Even with all this history and reality, international news is once again dominated by Ukraine and the possibility of war. Strangely, the Ukrainian voice is not the loudest. Rather, the United States of America (USA) and its European Union (EU) allies Germany, the United Kingdom (UK) and France have been the more vocal on one hand, and Russia on the other. 

Everyone involved in these diplomatic talks undoubtedly understands the absolute necessity for peace but seem at pains to agree on whose terms that peace should be anchored.
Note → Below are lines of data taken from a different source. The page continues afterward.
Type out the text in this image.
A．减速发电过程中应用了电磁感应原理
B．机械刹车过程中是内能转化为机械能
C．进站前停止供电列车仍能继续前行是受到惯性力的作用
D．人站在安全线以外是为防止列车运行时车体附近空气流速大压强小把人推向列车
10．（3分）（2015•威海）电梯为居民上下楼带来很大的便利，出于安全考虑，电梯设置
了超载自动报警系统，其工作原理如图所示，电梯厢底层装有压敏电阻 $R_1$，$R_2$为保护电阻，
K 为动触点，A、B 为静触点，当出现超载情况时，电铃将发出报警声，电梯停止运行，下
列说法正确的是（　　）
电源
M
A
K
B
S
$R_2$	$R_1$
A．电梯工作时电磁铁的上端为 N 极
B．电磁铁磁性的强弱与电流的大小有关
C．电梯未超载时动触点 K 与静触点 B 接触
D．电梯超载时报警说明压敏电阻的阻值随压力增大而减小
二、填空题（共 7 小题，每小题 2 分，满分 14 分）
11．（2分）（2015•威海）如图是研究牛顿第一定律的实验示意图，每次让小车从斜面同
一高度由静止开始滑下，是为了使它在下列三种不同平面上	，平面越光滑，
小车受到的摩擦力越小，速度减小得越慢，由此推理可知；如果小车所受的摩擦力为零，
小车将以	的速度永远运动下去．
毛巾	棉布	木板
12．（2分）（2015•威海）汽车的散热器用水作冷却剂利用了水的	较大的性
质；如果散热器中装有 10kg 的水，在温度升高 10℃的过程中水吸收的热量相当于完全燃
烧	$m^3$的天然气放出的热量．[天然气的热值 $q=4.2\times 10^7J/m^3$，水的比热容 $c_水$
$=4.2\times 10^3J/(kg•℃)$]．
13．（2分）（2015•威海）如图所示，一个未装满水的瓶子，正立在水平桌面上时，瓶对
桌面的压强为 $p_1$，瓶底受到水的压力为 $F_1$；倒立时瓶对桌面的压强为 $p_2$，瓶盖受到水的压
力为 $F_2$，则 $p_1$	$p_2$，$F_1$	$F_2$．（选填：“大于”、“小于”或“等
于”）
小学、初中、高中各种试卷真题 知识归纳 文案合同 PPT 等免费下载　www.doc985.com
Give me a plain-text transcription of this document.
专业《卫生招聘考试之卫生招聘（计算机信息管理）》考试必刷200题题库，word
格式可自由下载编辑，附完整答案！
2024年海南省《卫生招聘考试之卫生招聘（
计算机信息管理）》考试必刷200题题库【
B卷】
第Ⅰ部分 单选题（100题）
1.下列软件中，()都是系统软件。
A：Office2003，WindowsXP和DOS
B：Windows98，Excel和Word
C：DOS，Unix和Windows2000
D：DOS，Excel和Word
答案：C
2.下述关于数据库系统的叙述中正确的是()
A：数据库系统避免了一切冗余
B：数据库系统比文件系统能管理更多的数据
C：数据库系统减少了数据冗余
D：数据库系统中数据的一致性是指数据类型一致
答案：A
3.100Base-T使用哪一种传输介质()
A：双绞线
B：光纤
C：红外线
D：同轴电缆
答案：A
In other words, should a peace resolution be anchored on Russia’s proposal or Ukraine’s (and by extension the US and its western allies) conditions? 

What makes this situation even more tense is that it is reminiscent of the cold-war era when the two superpowers, USA and Russia had stockpiles of nuclear weapons pointed at each other’s countries. Somehow, the superpowers understood that there would be no winners in a war of nuclear weapons and that firing first would not guarantee survival. 

This logic remains true today. Hence the conflict between the US and Russia was fought in part through proxies and allies from Cuba to Angola, Egypt to Zaire, in Afghanistan and many other countries. It may be tempting to add Ukraine to that category. 

In that tense environment, the North Atlantic Treaty Organisation (NATO) was formed as a military alliance of countries aligned with the US, UK, France and others. This agreement allowed military bases to be placed in (some) member states. Contrastingly, the Union of Soviet Socialist Republics (USSR) formed a block named the Warsaw Pact comprised of 15 Communist states equally capable to militarily protect their territories. When the cold war ended in the late 1980s the Soviet Union dissipated and was not an economic superpower. Currently, three former USSR members namely, Estonia, Latvia and Lithuania joined NATO. So, while the Warsaw Pact dissolved, NATO has kept expanding in territory and influence. 

From Russia’s calculation, NATO is not an economic alliance, it is a miliary one with strategic territorial protection objectives which entail placing weaponry in its members countries, some of which are former geographic territories of Russia under the USSR. 

Even worse, Moscow the capital city of Russia sits on the eastern flank of the map near some of the former USSR members who are now NATO member states which poses a further territorial threat in the mind of Russia, if NATO decides to station military bases or weapons in its former territories close to its own border.

For Ukraine, the matter is not of territorial integrity, but one of survival and the will to make its own decisions based on its own sovereignty without external interference. 

Indeed, the worst kind of war is one fought between a people that share a common history and culture such as Russia and Ukraine because in conflict, deeply shared bonds could be severed with extreme and vicious ferocity as if to erase historical bonds. 

Therefore, an intervention that neglects to remind former friends of their shared history can be worse than war itself. The complexities that cause war are many but the benefits of peace are always greater. We must always ask, who will gain should this tension turn into the misfortune war? 

Africa bears the scars of many sponsored wars on its soil. Kingdoms were split into countries and villages burned to the ground amid other unspeakable horrors. While the West has embellished the spoils of war, countries like Zambia paid the ultimate price for fighting to bring to a stop the many wars that were fought on African soil in the 1970s, 80’s and 90’s. 

Our intervention on the continent’s wars and civil strife had at its core, a desire to preserve life and human dignity. A clear contrast with those who “intervene” and broker “peace” as a means of enriching their nations while demonstrating power. Africa, Europe indeed the human race, cannot afford any more wars.